Just outside the pedestrian area behind the Jardin Visconde da Luz at #92 Rua Da Bela Vista we found Restaurante O Pereira, a typical family run neighborhood favorite. The fresh white cheese and crusty rolls kept us going until the green bean soup arrived piping hot. Tonight they were featuring one of our favorite Portuguese dishes, cabrito (goat) roasted with wine, garlic, onion and olive oil. It was perfectly prepared and was so tender it had to be young goat. The house red wine, Vinha das Garcas, was dark in color with rich body, berry flavor and a pleasant finish. Good home cooking at neighborhood prices.

The sound of the waves splashing on rocks and the superior quality mattress, pillows and bedding were conducive to a long, deep sleep. It was hard to leave the roomy stall shower but breakfast awaited - and what a breakfast! Entering the gracious dining room we were warmly welcomed by the staff and guided to one of the many tables with splendid beach and ocean views. This was no ordinary buffet.

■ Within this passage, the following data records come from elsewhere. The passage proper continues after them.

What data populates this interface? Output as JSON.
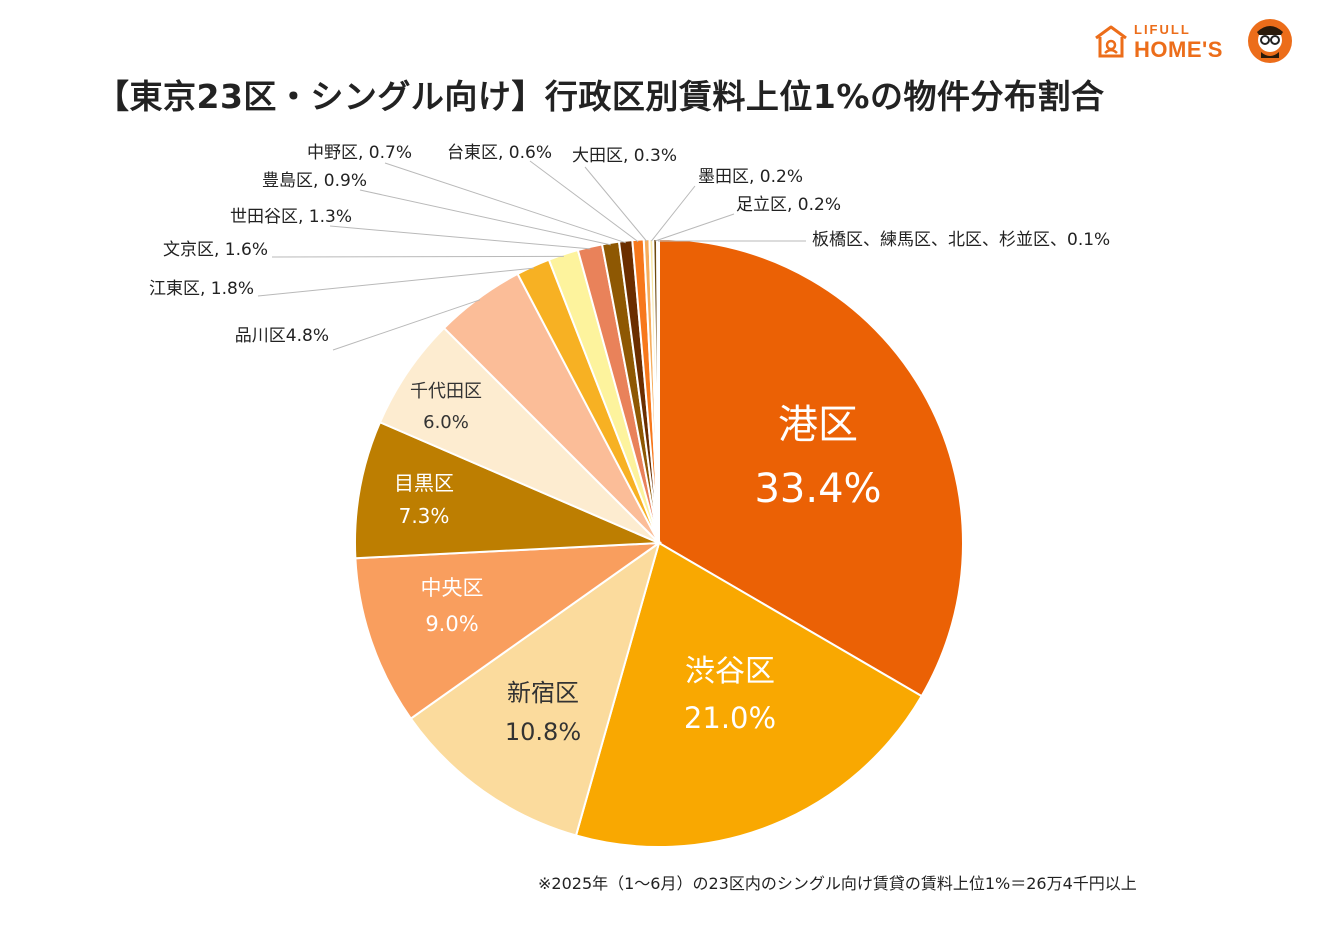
{
  "title": "【東京23区・シングル向け】行政区別賃料上位1%の物件分布割合",
  "footnote": "※2025年（1〜6月）の23区内のシングル向け賃貸の賃料上位1%＝26万4千円以上",
  "logo": {
    "small_text": "LIFULL",
    "big_text": "HOME'S",
    "brand_color": "#ec6d1a"
  },
  "chart_data": {
    "type": "pie",
    "title": "【東京23区・シングル向け】行政区別賃料上位1%の物件分布割合",
    "unit": "%",
    "slices": [
      {
        "name": "港区",
        "value": 33.4,
        "label_value": "33.4%",
        "color": "#eb6105",
        "label_style": "inside"
      },
      {
        "name": "渋谷区",
        "value": 21.0,
        "label_value": "21.0%",
        "color": "#f9a801",
        "label_style": "inside"
      },
      {
        "name": "新宿区",
        "value": 10.8,
        "label_value": "10.8%",
        "color": "#fbdb9d",
        "label_style": "inside"
      },
      {
        "name": "中央区",
        "value": 9.0,
        "label_value": "9.0%",
        "color": "#f99e5e",
        "label_style": "inside"
      },
      {
        "name": "目黒区",
        "value": 7.3,
        "label_value": "7.3%",
        "color": "#bd7e01",
        "label_style": "inside"
      },
      {
        "name": "千代田区",
        "value": 6.0,
        "label_value": "6.0%",
        "color": "#fdecd0",
        "label_style": "inside"
      },
      {
        "name": "品川区",
        "value": 4.8,
        "label_value": "4.8%",
        "color": "#fbbd98",
        "label_style": "outside",
        "label_text": "品川区4.8%"
      },
      {
        "name": "江東区",
        "value": 1.8,
        "label_value": "1.8%",
        "color": "#f7b123",
        "label_style": "outside",
        "label_text": "江東区, 1.8%"
      },
      {
        "name": "文京区",
        "value": 1.6,
        "label_value": "1.6%",
        "color": "#fdf39d",
        "label_style": "outside",
        "label_text": "文京区, 1.6%"
      },
      {
        "name": "世田谷区",
        "value": 1.3,
        "label_value": "1.3%",
        "color": "#e9825a",
        "label_style": "outside",
        "label_text": "世田谷区, 1.3%"
      },
      {
        "name": "豊島区",
        "value": 0.9,
        "label_value": "0.9%",
        "color": "#8e5803",
        "label_style": "outside",
        "label_text": "豊島区, 0.9%"
      },
      {
        "name": "中野区",
        "value": 0.7,
        "label_value": "0.7%",
        "color": "#6b2e00",
        "label_style": "outside",
        "label_text": "中野区, 0.7%"
      },
      {
        "name": "台東区",
        "value": 0.6,
        "label_value": "0.6%",
        "color": "#f7781c",
        "label_style": "outside",
        "label_text": "台東区, 0.6%"
      },
      {
        "name": "大田区",
        "value": 0.3,
        "label_value": "0.3%",
        "color": "#f6ad5c",
        "label_style": "outside",
        "label_text": "大田区, 0.3%"
      },
      {
        "name": "墨田区",
        "value": 0.2,
        "label_value": "0.2%",
        "color": "#f8e7a5",
        "label_style": "outside",
        "label_text": "墨田区, 0.2%"
      },
      {
        "name": "足立区",
        "value": 0.2,
        "label_value": "0.2%",
        "color": "#6e4a10",
        "label_style": "outside",
        "label_text": "足立区, 0.2%"
      },
      {
        "name": "板橋区、練馬区、北区、杉並区",
        "value": 0.1,
        "label_value": "0.1%",
        "color": "#c9b99a",
        "label_style": "outside",
        "label_text": "板橋区、練馬区、北区、杉並区、0.1%"
      }
    ]
  }
}
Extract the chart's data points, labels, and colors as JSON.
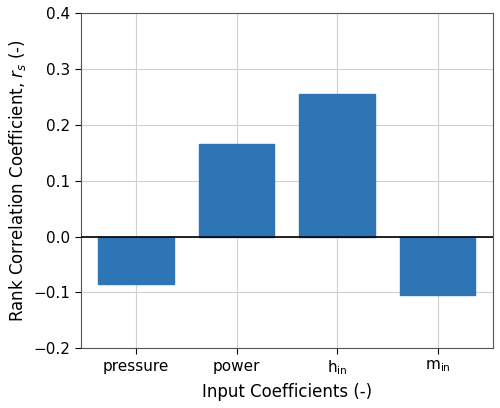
{
  "categories": [
    "pressure",
    "power",
    "h$_\\mathrm{in}$",
    "m$_\\mathrm{in}$"
  ],
  "values": [
    -0.085,
    0.165,
    0.255,
    -0.105
  ],
  "bar_color": "#2e75b6",
  "ylabel": "Rank Correlation Coefficient, $r_s$ (-)",
  "xlabel": "Input Coefficients (-)",
  "ylim": [
    -0.2,
    0.4
  ],
  "yticks": [
    -0.2,
    -0.1,
    0,
    0.1,
    0.2,
    0.3,
    0.4
  ],
  "bar_width": 0.75,
  "tick_fontsize": 11,
  "label_fontsize": 12,
  "bar_positions": [
    0,
    1,
    2,
    3
  ]
}
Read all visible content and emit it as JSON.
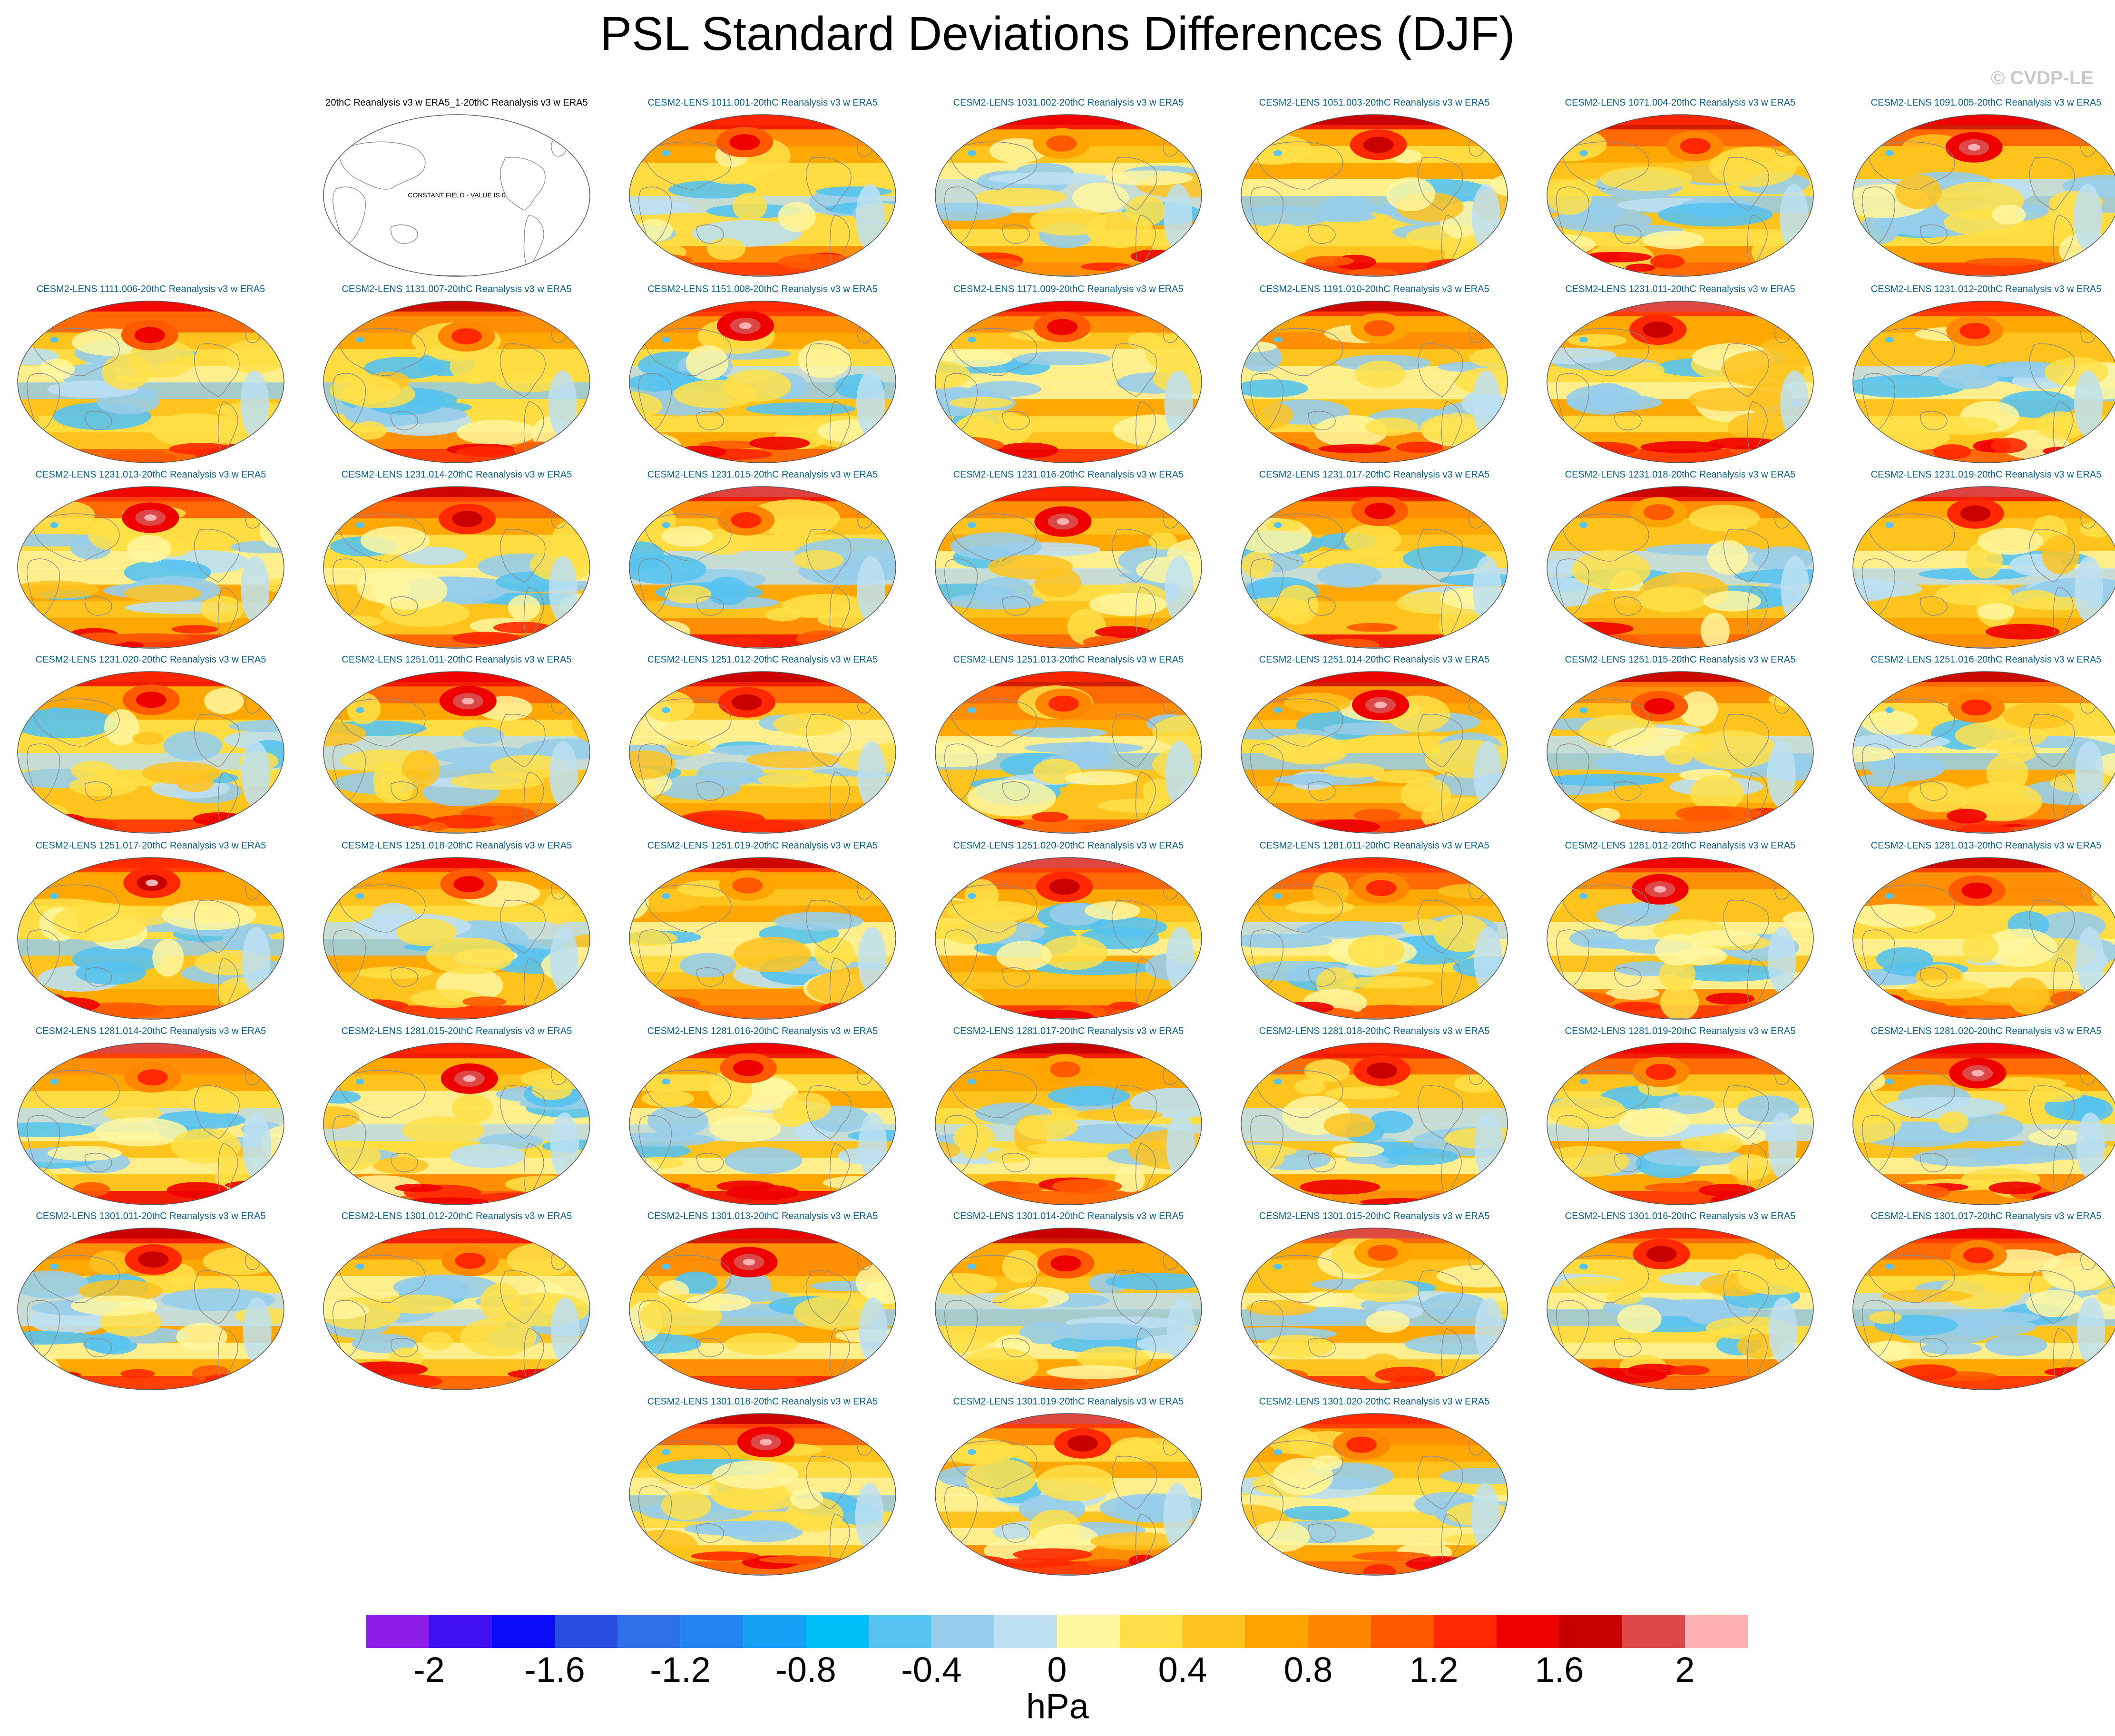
{
  "title": "PSL Standard Deviations Differences (DJF)",
  "watermark": "© CVDP-LE",
  "observation_panel": {
    "label": "20thC Reanalysis v3 w ERA5_1-20thC Reanalysis v3 w ERA5",
    "annotation": "CONSTANT FIELD - VALUE IS 0"
  },
  "panels": [
    "CESM2-LENS 1011.001-20thC Reanalysis v3 w ERA5",
    "CESM2-LENS 1031.002-20thC Reanalysis v3 w ERA5",
    "CESM2-LENS 1051.003-20thC Reanalysis v3 w ERA5",
    "CESM2-LENS 1071.004-20thC Reanalysis v3 w ERA5",
    "CESM2-LENS 1091.005-20thC Reanalysis v3 w ERA5",
    "CESM2-LENS 1111.006-20thC Reanalysis v3 w ERA5",
    "CESM2-LENS 1131.007-20thC Reanalysis v3 w ERA5",
    "CESM2-LENS 1151.008-20thC Reanalysis v3 w ERA5",
    "CESM2-LENS 1171.009-20thC Reanalysis v3 w ERA5",
    "CESM2-LENS 1191.010-20thC Reanalysis v3 w ERA5",
    "CESM2-LENS 1231.011-20thC Reanalysis v3 w ERA5",
    "CESM2-LENS 1231.012-20thC Reanalysis v3 w ERA5",
    "CESM2-LENS 1231.013-20thC Reanalysis v3 w ERA5",
    "CESM2-LENS 1231.014-20thC Reanalysis v3 w ERA5",
    "CESM2-LENS 1231.015-20thC Reanalysis v3 w ERA5",
    "CESM2-LENS 1231.016-20thC Reanalysis v3 w ERA5",
    "CESM2-LENS 1231.017-20thC Reanalysis v3 w ERA5",
    "CESM2-LENS 1231.018-20thC Reanalysis v3 w ERA5",
    "CESM2-LENS 1231.019-20thC Reanalysis v3 w ERA5",
    "CESM2-LENS 1231.020-20thC Reanalysis v3 w ERA5",
    "CESM2-LENS 1251.011-20thC Reanalysis v3 w ERA5",
    "CESM2-LENS 1251.012-20thC Reanalysis v3 w ERA5",
    "CESM2-LENS 1251.013-20thC Reanalysis v3 w ERA5",
    "CESM2-LENS 1251.014-20thC Reanalysis v3 w ERA5",
    "CESM2-LENS 1251.015-20thC Reanalysis v3 w ERA5",
    "CESM2-LENS 1251.016-20thC Reanalysis v3 w ERA5",
    "CESM2-LENS 1251.017-20thC Reanalysis v3 w ERA5",
    "CESM2-LENS 1251.018-20thC Reanalysis v3 w ERA5",
    "CESM2-LENS 1251.019-20thC Reanalysis v3 w ERA5",
    "CESM2-LENS 1251.020-20thC Reanalysis v3 w ERA5",
    "CESM2-LENS 1281.011-20thC Reanalysis v3 w ERA5",
    "CESM2-LENS 1281.012-20thC Reanalysis v3 w ERA5",
    "CESM2-LENS 1281.013-20thC Reanalysis v3 w ERA5",
    "CESM2-LENS 1281.014-20thC Reanalysis v3 w ERA5",
    "CESM2-LENS 1281.015-20thC Reanalysis v3 w ERA5",
    "CESM2-LENS 1281.016-20thC Reanalysis v3 w ERA5",
    "CESM2-LENS 1281.017-20thC Reanalysis v3 w ERA5",
    "CESM2-LENS 1281.018-20thC Reanalysis v3 w ERA5",
    "CESM2-LENS 1281.019-20thC Reanalysis v3 w ERA5",
    "CESM2-LENS 1281.020-20thC Reanalysis v3 w ERA5",
    "CESM2-LENS 1301.011-20thC Reanalysis v3 w ERA5",
    "CESM2-LENS 1301.012-20thC Reanalysis v3 w ERA5",
    "CESM2-LENS 1301.013-20thC Reanalysis v3 w ERA5",
    "CESM2-LENS 1301.014-20thC Reanalysis v3 w ERA5",
    "CESM2-LENS 1301.015-20thC Reanalysis v3 w ERA5",
    "CESM2-LENS 1301.016-20thC Reanalysis v3 w ERA5",
    "CESM2-LENS 1301.017-20thC Reanalysis v3 w ERA5",
    "CESM2-LENS 1301.018-20thC Reanalysis v3 w ERA5",
    "CESM2-LENS 1301.019-20thC Reanalysis v3 w ERA5",
    "CESM2-LENS 1301.020-20thC Reanalysis v3 w ERA5"
  ],
  "colorbar": {
    "colors": [
      "#8d1ee8",
      "#4010f0",
      "#0a0af5",
      "#2a4be0",
      "#3070e6",
      "#2585f0",
      "#14a0f5",
      "#00bff8",
      "#56c3f0",
      "#97cdea",
      "#bde0f2",
      "#fff7a0",
      "#ffe048",
      "#ffc31e",
      "#ffa300",
      "#ff8600",
      "#ff5a00",
      "#ff2800",
      "#ee0000",
      "#c80000",
      "#dc4848",
      "#ffb0b0"
    ],
    "ticks": [
      "-2",
      "-1.6",
      "-1.2",
      "-0.8",
      "-0.4",
      "0",
      "0.4",
      "0.8",
      "1.2",
      "1.6",
      "2"
    ],
    "units": "hPa"
  },
  "chart_data": {
    "type": "heatmap",
    "title": "PSL Standard Deviations Differences (DJF)",
    "projection": "Robinson, Pacific-centred global maps",
    "panel_count": 51,
    "colorbar_units": "hPa",
    "colorbar_range": [
      -2.2,
      2.2
    ],
    "level_step": 0.2,
    "tick_labels": [
      "-2",
      "-1.6",
      "-1.2",
      "-0.8",
      "-0.4",
      "0",
      "0.4",
      "0.8",
      "1.2",
      "1.6",
      "2"
    ],
    "observation_constant_value": 0
  }
}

The attention to detail in the presentation was exquisite, flawless. The selection of quality offerings was the finest we have encountered in our travels. There was not a fresh fruit that was not available. Cheese please - hard, soft, white, yellow - take your pick. I love bread and went crazy, completely abandoning all consideration of both cholesterol and carbs. Beside the cheese there were eggs two ways, crisp bacon, smoked salmon, local hams, small crocks of rice pudding (each with a cinnamon stick) and chocolate and vanilla mousses. The service was extra special with fresh orange juice and coffee delivered as desired and the empty plates removed quickly (and there were plenty of empty plates, as you can imagine).

Cascais more than fulfilled our expectations; combined with the magic of nearby Sintra and the proximity of Lisboa, this very special part of Portugal will hold a special place in our hearts for all time.